東京電力は4月19日、福島第一原子力発電所のタービン建屋内に存在する多量の放射性廃液について、建屋内水位が地下1階床面となるレベルまで、プロセス主建屋にポンプを用いて移送する計画であることを発表した。
現在、福島第一原子力発電所の2号機タービン建屋には約2万5,000立方メートルの放射性滞留水が存在し、この滞留水は破損した燃料で汚染されている可能性があり極めて高いレベルである。
滞留水の一部はトレンチのひび割れを通じて放水口から流出しており、滞留水による海域への漏洩を防止するには、タービン建屋から安定して貯蔵できる数万立方メートルの容量を確保可能なタンクや建屋への移送が必要となる。
これにより、今回集中廃棄物処理建屋の4建屋(プロセス主建屋、雑固体廃棄物減容処理建屋、サイトバンカー建屋、焼却工作室建屋)のうち、貯蔵可能容量が最大のプロセス主建屋へ移送を開始することが決定した。
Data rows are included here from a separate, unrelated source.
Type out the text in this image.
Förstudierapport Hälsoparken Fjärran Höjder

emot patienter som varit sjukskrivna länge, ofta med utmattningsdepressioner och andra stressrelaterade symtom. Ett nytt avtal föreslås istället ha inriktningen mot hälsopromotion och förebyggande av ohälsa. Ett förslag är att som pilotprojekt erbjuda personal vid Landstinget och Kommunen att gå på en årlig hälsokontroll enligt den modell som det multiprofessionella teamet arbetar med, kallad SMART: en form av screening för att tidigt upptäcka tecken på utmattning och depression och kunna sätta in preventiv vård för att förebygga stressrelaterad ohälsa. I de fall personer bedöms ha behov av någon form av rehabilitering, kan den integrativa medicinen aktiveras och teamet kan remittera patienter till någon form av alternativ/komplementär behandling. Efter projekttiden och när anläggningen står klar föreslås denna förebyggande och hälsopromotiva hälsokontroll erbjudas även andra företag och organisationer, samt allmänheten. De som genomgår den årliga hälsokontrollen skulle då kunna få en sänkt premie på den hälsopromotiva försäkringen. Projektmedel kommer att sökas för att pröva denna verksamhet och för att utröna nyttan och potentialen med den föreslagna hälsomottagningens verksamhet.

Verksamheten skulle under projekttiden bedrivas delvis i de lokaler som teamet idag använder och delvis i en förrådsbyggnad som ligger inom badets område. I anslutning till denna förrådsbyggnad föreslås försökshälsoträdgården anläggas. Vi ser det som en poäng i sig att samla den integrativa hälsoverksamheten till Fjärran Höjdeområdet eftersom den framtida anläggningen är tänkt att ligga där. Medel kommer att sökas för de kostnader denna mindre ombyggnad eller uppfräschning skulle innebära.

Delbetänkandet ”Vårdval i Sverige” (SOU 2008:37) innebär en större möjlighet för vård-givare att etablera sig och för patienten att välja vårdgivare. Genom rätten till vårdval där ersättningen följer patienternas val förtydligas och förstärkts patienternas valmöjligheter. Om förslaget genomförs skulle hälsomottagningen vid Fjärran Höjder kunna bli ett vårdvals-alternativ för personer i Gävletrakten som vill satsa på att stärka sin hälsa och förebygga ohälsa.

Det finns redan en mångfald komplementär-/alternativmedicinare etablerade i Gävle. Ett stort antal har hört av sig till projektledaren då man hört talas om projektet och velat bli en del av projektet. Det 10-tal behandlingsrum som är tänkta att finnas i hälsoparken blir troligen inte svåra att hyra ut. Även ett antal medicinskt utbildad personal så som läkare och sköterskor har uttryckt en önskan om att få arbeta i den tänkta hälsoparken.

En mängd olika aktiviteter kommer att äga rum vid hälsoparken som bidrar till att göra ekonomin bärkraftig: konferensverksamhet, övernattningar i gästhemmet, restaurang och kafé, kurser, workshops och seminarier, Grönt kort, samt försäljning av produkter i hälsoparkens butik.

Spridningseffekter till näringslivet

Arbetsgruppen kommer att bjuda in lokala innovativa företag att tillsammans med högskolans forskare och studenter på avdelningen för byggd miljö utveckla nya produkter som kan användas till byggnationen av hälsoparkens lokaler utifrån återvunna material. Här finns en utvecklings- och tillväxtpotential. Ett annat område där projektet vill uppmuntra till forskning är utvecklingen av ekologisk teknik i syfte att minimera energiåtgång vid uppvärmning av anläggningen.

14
移送量は1日当たり480立方メートル、約1万立方メートルの予定。
同社は滞留水を可能な限り減少させるため、共沈法、イオン交換法などを用いた水処理システムを6月までに構築し、そこから出てくる大量の中低レベルの滞留水を貯蔵するタンクを増設する。さらに、6月から中低レベルの滞留水を海水淡水処理装置によって塩分を除去したうえで、炉心へ注入する水を確保する。こうしたシステムにより、今年7月を目途に水のクローズドサイクルを確立する。